La scuola non dovrebbe essere luogo di scorrerie per ceti politici in cerca di facili consensi, né di oligarchie con disegni mercantilistici, ma la diretta emanazione di una intellighenzia, espressione delle migliori menti del campo educativo e degli studi di intellettuali di settore a stretto contatto con chi la scuola la vive sul serio: da questo campo semantico dovrebbero partire le indicazioni imprescindibili che la politica dovrebbe poi declinare in campo socio-educativo, ma non pare sia questo il clima culturale che si respira in Italia da almeno cinque lustri a questa parte.

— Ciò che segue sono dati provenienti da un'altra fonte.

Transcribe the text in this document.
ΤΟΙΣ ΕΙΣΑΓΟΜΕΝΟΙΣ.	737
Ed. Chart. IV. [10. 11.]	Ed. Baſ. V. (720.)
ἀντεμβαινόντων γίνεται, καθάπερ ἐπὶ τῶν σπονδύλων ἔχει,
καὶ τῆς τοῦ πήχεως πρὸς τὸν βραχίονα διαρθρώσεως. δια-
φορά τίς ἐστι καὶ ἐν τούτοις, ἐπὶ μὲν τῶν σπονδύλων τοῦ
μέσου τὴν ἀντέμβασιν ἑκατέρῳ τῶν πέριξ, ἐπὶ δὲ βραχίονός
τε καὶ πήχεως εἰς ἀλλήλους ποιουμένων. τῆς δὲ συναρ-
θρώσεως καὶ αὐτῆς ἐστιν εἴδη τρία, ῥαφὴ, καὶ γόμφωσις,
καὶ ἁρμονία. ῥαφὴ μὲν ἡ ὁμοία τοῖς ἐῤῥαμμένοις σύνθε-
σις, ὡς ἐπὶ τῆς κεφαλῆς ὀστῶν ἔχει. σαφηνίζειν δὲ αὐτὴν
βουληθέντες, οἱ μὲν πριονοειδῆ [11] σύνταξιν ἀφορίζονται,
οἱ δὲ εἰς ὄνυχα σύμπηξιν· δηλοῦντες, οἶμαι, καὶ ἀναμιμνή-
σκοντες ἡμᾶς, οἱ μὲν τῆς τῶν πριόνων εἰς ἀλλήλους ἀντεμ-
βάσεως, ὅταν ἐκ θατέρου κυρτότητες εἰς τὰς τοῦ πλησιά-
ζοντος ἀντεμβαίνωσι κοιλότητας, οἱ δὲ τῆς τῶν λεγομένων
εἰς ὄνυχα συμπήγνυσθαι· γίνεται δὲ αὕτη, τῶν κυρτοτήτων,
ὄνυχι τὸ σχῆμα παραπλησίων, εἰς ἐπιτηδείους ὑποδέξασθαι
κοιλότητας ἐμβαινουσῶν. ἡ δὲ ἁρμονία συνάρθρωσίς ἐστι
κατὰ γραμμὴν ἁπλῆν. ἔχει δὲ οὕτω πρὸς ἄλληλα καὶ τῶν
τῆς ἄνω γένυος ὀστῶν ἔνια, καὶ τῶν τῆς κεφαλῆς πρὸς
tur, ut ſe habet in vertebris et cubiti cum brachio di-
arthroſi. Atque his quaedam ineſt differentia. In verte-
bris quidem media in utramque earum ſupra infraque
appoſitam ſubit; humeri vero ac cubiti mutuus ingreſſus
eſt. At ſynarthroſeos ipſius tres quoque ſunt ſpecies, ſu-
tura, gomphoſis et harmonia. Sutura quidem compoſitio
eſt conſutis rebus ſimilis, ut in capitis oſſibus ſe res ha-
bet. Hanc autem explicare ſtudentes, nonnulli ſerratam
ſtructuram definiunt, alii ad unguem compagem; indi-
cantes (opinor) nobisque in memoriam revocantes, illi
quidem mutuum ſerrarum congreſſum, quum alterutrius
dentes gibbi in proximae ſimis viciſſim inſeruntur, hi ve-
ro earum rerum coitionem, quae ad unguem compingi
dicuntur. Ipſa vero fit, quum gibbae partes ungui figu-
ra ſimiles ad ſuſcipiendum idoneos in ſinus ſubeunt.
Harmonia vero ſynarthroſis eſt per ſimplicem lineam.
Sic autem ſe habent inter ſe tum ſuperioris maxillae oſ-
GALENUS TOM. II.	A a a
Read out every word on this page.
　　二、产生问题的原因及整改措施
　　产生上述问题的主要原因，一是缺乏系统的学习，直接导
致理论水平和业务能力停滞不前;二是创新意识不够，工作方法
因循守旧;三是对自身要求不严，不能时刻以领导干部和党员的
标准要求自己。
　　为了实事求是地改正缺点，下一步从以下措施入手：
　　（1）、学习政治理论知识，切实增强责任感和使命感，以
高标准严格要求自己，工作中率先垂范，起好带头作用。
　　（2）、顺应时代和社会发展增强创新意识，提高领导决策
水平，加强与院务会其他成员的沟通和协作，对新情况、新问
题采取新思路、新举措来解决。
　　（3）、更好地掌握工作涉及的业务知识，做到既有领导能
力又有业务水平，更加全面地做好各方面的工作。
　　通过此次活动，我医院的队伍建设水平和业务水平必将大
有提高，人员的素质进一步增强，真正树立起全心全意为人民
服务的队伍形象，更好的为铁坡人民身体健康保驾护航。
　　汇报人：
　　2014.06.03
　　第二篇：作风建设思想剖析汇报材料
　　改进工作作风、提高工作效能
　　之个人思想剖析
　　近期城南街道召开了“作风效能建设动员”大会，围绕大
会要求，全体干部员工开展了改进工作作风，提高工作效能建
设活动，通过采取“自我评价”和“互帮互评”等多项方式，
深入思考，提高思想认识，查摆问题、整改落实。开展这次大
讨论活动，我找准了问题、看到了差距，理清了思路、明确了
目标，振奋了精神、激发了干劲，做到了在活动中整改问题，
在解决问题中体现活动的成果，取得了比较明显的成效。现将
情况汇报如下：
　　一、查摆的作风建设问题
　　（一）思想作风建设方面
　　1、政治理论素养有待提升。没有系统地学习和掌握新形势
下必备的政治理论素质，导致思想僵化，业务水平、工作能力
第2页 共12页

Urge un’inversione di tendenza, che metta al centro la persona in età evolutiva con i suoi reali bisogni e interessi, le conoscenze in luogo delle mere competenze, la creatività e la capacità di problematizzare in luogo dei quiz dell’INVALSI, la relazione nel continuum insegnante-allievo / insegnante-allievi, fatta di complicità e alleanze che devono saper sopravvivere alle necessarie frustrazioni (8); il gruppo classe, in grado di gestire, progressivamente, i necessari conflitti interni in modo costruttivo (9); una valutazione che possa essere realmente formativa e non appiattita su banali test standardizzati (10) studiati a tavolino da precise oligarchie per ottenere generazioni “flessibili” e prive di pensiero critico; una didattica finalmente orientata verso l’educazione informale.

Mettere al centro relazioni, comunità, pensiero critico, educazione informale.

Desidero cercare di spendere, se me ne verrà data l’opportunità, gli spazi futuri proprio per proporre metodologie e tecniche didattico-pedagogiche che vadano, appunto, verso il campo semantico dell’educazione informale, con la convinzione che sia proprio tale campo la bussola di riferimento per rifondare la scuola pubblica del nostro Paese, guarendola dalle tante offese ricevute.

(1) - Cfr. Ken Robinson, Changing education paradigms, Youtube;

(2) - G. Land-B. Jarman, Breackpoint and beyond: mastering the future today, op. cit. in Changing education paradigms;

(3) - Cfr. E. Fromm, Anatomia della distruttività umana, Mondadori, Milano, 1995;

(4) - T. Chemi, Dealing with emotions, ed. Sense, Rotterdam, 2015;

(5) - Cfr. anche Cfr. D. Goleman, Intelligenza emotiva, Rizzoli, Milano 2015;

(6) - A proposto dell’abuso incoraggiato, anche da professionisti, di psicofarmaci, cfr. A. Ehrenberg, La fatica di essere se stessi, Einaudi, Torino, 1999;

(7) - Cfr. “Educazione informale”, ed. Amnesty International Sezione italiana, Roma, 2009, disponibile on-line;

(8) - Cfr., M. Recalcati, L’ora di lezione, Einaudi, Torino, 2014;

(9) - Cfr. U. Morelli, Conflitto, Meltemi, Roma, 2006;

(10) - Cfr. V. Pinto, Valutare e punire, Cronopio, Napoli, 2014.